As hurricane season arrives, CARFAX provides a flood of information


A musty odor in the interior. Damp carpets. Rust around doors.

With the arrival of hurricane season and more waterlogged vehicles showing up around the country, CARFAX is releasing information on various aspects of the situation, such as telltale signs of vehicle flooding.

CARFAX is also highlighting statistics such as the fact that 446,836 flood-damaged cars are on the roads in 2020.

That is according to annual CARFAX data, and the company says that number could rise in the wake of Hurricane Laura. CARFAX says Laura damaged as many as 5,000 vehicles.

“This nationwide surge can put unsuspecting buyers at risk,” CARFAX wrote in a news release.

The company also released a list of the top 10 states with the most vehicles reported as flood damaged by entities such as departments of motor vehicles and insurance companies. Although Texas leads the nation in flood-damaged cars, vehicles with flood damage show up in states where flooding might not be at the top of car-shoppers’ minds, according to CARFAX research.

CARFAX general manager of data Faisal Hasan said car shoppers should do their homework, and Hasan reiterated that “flood-damaged cars surface in every corner of the country.”

“Con men can quickly clean up these cars up, move them and then resell them,” Hasan said. “Once a car has been waterlogged, it will never be the same. These cars literally rot from the inside out, and the mechanical, electrical or safety systems can fail at any time.”

California motorist Carole Ross can relate. She was driving her vehicle home from the dealership and owned it for less than two hours before it broke down.

“We ran a CARFAX Report while we were on the side of the road waiting for a tow truck, and that’s when we saw the car had been in a flood in Louisiana a few years ago.”
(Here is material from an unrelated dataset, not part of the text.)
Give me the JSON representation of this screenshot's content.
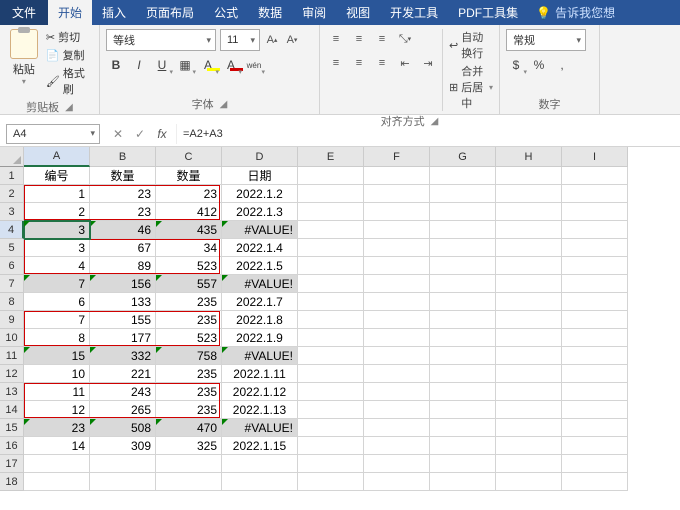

To help consumers avoid such situations, CARFAX has released its list of the seven telltale signs of flooding. Those include:

— A musty odor in the interior, which sellers sometimes try to cover with a strong air-freshener

— Upholstery or carpeting that may be loose, new, stained or doesn’t seem to match the rest of the interior

— Damp carpets

— Rust around doors, under the dashboard, on the pedals or inside the hood and trunk latches

— Mud or silt in the glove compartment or under the seats

— Brittle wires under the dashboard

— Fog or moisture beads in the interior lights, exterior lights or instrument panel

CARFAX offers a free Flood Check tool at to help protect consumers. The tool includes a national map showing where flood cars have washed up, and a flood damage checklist consumers can perform.

The following states have the most flood-damaged vehicles, and all of them have seen an increase since 2019:

1. Texas: 98,400, +13%

2. Florida: 31,300, +8%

3. Kentucky: 26,400, +6%

4. Pennsylvania: 23,400, +18%

5. North Carolina: 19,300, +3%

6. Illinois: 17,800, +14%

7. New Jersey: 14,500, +15%

8. Louisiana: 14,000, +22%

9. California: 12,400, +10%

10. South Carolina: 12,000, +10%

The CARFAX information also included a list of the top 10 cities with flooded cars. Houston, New York, Philadelphia, and Miami-Fort Lauderdale lead the way.